- O Globo
Era do coronavírus deve abrir uma caixa de pandora. Mudamos nós, mudou nossa percepção de espaço, de tempo
Não faz tanto tempo assim. Passaram-se só quatro meses desde o 17 de novembro último, cuja única notícia internacional relevante era a crise institucional na vizinha Bolívia, e no Brasil a festa do Flamengo em cavalgada rumo ao heptacampeonato nacional. Foi naquele domingão que um cidadão chinês de 55 anos deu entrada num hospital da província de Hubei infectado por uma mutação viral então ainda desconhecida.
Esta semana a China conseguiu apontar o cidadão de Hubei como o “paciente número 1” da atual pandemia global da Covid-19. Entre aquele dia e hoje o colosso comunista parece ter contido o pico da epidemia sem afrouxar as rédeas do regime. Dos mais de três mil mortos e perto de 85 mil infectados oficiais desde novembro, apenas 22 casos novos e oito mortes teriam ocorrido dois dias atrás. Mas a semente da desconfiança popular em relação à narrativa do governo está plantada.

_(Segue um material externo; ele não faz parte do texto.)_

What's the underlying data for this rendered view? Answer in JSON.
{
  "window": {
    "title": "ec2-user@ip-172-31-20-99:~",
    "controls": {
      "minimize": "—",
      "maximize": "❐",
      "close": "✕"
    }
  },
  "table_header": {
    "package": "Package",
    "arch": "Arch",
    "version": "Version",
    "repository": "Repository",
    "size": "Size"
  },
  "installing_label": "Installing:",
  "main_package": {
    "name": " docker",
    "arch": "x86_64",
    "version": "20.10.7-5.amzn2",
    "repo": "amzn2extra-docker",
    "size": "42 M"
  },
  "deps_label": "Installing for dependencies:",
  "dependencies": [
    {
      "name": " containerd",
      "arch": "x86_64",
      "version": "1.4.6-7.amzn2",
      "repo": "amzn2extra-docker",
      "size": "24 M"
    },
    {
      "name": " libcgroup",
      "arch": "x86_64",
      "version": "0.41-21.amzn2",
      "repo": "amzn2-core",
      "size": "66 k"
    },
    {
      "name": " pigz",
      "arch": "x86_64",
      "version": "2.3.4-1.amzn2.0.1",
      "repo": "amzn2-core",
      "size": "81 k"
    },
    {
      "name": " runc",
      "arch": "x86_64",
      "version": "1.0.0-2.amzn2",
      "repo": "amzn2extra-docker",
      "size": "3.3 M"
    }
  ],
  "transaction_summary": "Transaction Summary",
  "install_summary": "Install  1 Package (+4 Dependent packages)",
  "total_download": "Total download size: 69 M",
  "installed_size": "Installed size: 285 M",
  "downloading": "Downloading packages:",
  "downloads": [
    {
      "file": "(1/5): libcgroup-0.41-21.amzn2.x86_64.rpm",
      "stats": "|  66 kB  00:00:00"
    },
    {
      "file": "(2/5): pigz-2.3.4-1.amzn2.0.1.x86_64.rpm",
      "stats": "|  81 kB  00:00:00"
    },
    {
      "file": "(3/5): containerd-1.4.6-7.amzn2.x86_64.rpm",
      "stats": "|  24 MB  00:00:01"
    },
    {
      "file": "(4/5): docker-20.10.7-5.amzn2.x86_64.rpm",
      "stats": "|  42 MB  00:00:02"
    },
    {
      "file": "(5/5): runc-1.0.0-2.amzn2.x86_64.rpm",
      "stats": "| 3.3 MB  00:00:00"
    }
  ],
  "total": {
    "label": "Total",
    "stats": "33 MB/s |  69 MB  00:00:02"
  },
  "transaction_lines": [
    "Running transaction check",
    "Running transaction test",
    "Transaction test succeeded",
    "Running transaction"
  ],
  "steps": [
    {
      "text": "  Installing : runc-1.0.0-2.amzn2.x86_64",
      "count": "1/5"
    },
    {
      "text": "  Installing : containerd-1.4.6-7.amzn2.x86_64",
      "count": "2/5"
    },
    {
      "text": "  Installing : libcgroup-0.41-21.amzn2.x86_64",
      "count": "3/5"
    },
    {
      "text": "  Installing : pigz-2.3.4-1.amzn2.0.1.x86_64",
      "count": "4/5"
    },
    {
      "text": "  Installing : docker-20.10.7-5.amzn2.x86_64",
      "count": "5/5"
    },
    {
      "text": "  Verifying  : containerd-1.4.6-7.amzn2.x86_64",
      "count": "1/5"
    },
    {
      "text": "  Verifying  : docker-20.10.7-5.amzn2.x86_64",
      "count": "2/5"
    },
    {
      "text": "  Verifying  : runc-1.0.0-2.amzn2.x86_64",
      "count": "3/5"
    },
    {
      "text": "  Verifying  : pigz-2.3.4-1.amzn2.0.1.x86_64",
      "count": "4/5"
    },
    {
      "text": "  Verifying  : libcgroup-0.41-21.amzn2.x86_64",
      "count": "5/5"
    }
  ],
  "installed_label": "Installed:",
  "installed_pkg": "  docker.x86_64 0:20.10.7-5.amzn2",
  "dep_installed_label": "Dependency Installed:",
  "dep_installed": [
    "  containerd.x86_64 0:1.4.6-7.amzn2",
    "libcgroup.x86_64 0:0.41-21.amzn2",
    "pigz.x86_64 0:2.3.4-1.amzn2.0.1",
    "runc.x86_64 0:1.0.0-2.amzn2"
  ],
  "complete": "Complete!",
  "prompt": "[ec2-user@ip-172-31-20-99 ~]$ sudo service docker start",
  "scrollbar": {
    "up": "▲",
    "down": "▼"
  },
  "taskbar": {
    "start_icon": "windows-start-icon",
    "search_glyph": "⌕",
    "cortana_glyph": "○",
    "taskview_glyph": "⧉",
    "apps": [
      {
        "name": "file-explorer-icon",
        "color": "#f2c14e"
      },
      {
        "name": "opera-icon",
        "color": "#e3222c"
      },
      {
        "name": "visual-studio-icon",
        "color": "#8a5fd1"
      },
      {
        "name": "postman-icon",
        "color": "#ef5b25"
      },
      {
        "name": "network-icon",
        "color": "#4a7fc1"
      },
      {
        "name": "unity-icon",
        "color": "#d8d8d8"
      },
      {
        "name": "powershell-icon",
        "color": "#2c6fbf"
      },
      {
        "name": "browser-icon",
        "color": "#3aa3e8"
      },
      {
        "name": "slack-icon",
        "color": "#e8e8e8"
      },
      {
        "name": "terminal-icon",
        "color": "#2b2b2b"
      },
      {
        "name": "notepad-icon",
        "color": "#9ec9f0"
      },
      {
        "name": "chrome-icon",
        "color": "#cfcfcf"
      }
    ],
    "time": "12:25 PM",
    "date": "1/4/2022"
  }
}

No resto do mundo a era do coronavírus também deve abrir uma caixa de pandora. Mudamos nós, mudou nossa percepção de espaço, de tempo e de relações humanas. De um dia para outro, comportamentos sociais enraizados perderam naturalidade. Começamos a nos sentir estrangeiros em relação a nós mesmos.

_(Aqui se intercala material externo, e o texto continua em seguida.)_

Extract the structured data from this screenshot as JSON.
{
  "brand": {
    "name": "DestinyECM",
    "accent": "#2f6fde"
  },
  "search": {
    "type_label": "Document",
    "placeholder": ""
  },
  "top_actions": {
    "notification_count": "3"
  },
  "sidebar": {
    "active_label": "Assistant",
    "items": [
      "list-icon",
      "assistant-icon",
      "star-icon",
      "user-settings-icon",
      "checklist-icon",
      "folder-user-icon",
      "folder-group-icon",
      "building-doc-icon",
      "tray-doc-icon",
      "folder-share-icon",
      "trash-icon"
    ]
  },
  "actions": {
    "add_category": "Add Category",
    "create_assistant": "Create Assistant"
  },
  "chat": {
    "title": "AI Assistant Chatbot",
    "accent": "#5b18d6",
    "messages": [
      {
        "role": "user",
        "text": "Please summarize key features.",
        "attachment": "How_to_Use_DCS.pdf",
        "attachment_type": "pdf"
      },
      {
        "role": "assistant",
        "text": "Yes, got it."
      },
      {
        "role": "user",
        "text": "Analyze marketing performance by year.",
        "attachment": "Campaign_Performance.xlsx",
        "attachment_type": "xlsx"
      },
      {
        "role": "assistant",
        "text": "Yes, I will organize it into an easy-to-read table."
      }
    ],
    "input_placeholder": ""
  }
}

Em tempos recentes, só a devastadora disseminação do vírus da Aids na década de 1980 gerou insegurança e incompreensão semelhantes, agravada pela recusa dos governantes da época a lidar com o problema. Ficou na biografia do presidente americano Ronald Reagan a mancha de só ter liberado verbas federais para combate e pesquisa da Aids quando toda uma geração de jovens já havia definhado, carcomida pelo HIV.

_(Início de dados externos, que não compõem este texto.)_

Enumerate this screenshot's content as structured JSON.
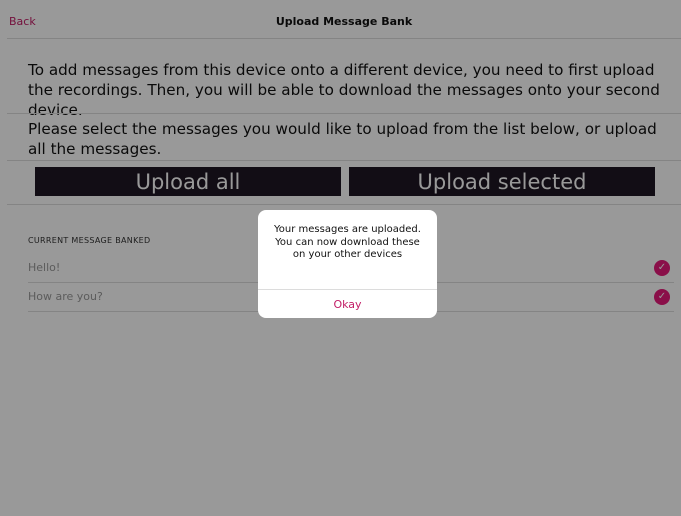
{
  "nav": {
    "back_label": "Back",
    "title": "Upload Message Bank"
  },
  "intro": {
    "paragraph1": "To add messages from this device onto a different device, you need to first upload the recordings. Then, you will be able to download the messages onto your second device.",
    "paragraph2": "Please select the messages you would like to upload from the list below, or upload all the messages."
  },
  "buttons": {
    "upload_all": "Upload all",
    "upload_selected": "Upload selected"
  },
  "list": {
    "header": "CURRENT MESSAGE BANKED",
    "items": [
      {
        "label": "Hello!",
        "checked": true,
        "check_icon": "check-circle-icon"
      },
      {
        "label": "How are you?",
        "checked": true,
        "check_icon": "check-circle-icon"
      }
    ]
  },
  "dialog": {
    "message": "Your messages are uploaded. You can now download these on your other devices",
    "ok_label": "Okay"
  },
  "colors": {
    "accent": "#c21d66",
    "check": "#e6197a",
    "button_bg": "#1f1624",
    "overlay": "rgba(0,0,0,0.40)"
  }
}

Também hoje não faltam governantes que no início da epidemia, e em graus variados, inflaram a eficácia de suas indecisões, desdenharam o saber dos cientistas, suprimiram informação, escamotearam a verdade. Em regimes autoritários como os da China, Rússia e Irã, foi o esperado. Também houve falhas catastróficas em democracias plenas. “Estamos arruinados. A Itália nos abandonou”, constatou o ator Luca Franzese em vídeo postado de sua casa na Ligúria, onde estava confinado há um dia ao lado da irmã morta, aguardando uma solução das autoridades locais. A Itália, como se sabe, está de porteiras fechadas para o mundo, tentando debelar o maior número de vítimas do coronavírus — proporcionalmente, maior do que o da China.
Em Washington e Brasília, os presidentes Donald Trump e Jair Bolsonaro se viram acossados por uma realidade indigesta, fora de hora, resistente a seus tuítes negacionistas. Ambos perderam valiosos meses de vantagem sobre a China para preparar a sociedade e adequar a estrutura pública à inexorável nacionalização do vírus. Só despertaram da visão de bunker quando o contágio chegou ao mercado financeiro.
No mundo todo pessoas normais estocam botijões de água, papel higiênico ou comida diante do desconhecido ou de um apocalipse imaginário. Algumas delas são apenas previdentes, outras mais compulsivas. Esse comportamento de massas vem sendo mapeado há vários séculos. Mas sempre há novidades, e no surto atual a mais extremada vem dos Estados Unidos.
Ali, um dos planos B de sobrevivência à Covid-19 mais radicais está em silos de 15 andares de profundidade cavados pelo governo americano durante a Guerra Fria e transformados em condomínio de luxo por empreendedores que conhecem sua clientela. Estes silos abrigavam mísseis intercontinentais Atlas capazes de cruzar continentes, tornaram-se obsoletos e foram arrematados anos atrás por Larry Hall, do Kansas. São bunkers em forma cilíndrica e paredes de concreto capazes de suportar um ataque nuclear, fornecimento ilimitado de energia, filtros de ar de gradação militar, um suprimento de água e alimentos para cinco anos de ocupação. Sem falar em amenidades óbvias como piscina, sala de cinema, parquinho para pets, processador de lixo. Cada unidade de 83 metros quadrados custa o equivalente a R$ 7,5 milhões, as mais espaçosas saem por R$ 22 milhões. Segundo reportagem de Chris Iovenko na revista on-line “Vox”, o comprador mais recente viu o anúncio do empreendimento este mês e quatro dias depois comprou uma das últimas unidades ainda disponíveis.
Trump e Bolsonaro certamente não cogitam se refugiar num desses Survival Condos. Mas ambos exercem o poder com uma mentalidade individualizada de bunker. Estão na contramão da história: para sobreviver como indivíduos e como espécie dependemos do conjunto, da comunidade. A vida sem os outros, ao contrário do que disse Sartre, é um inferno.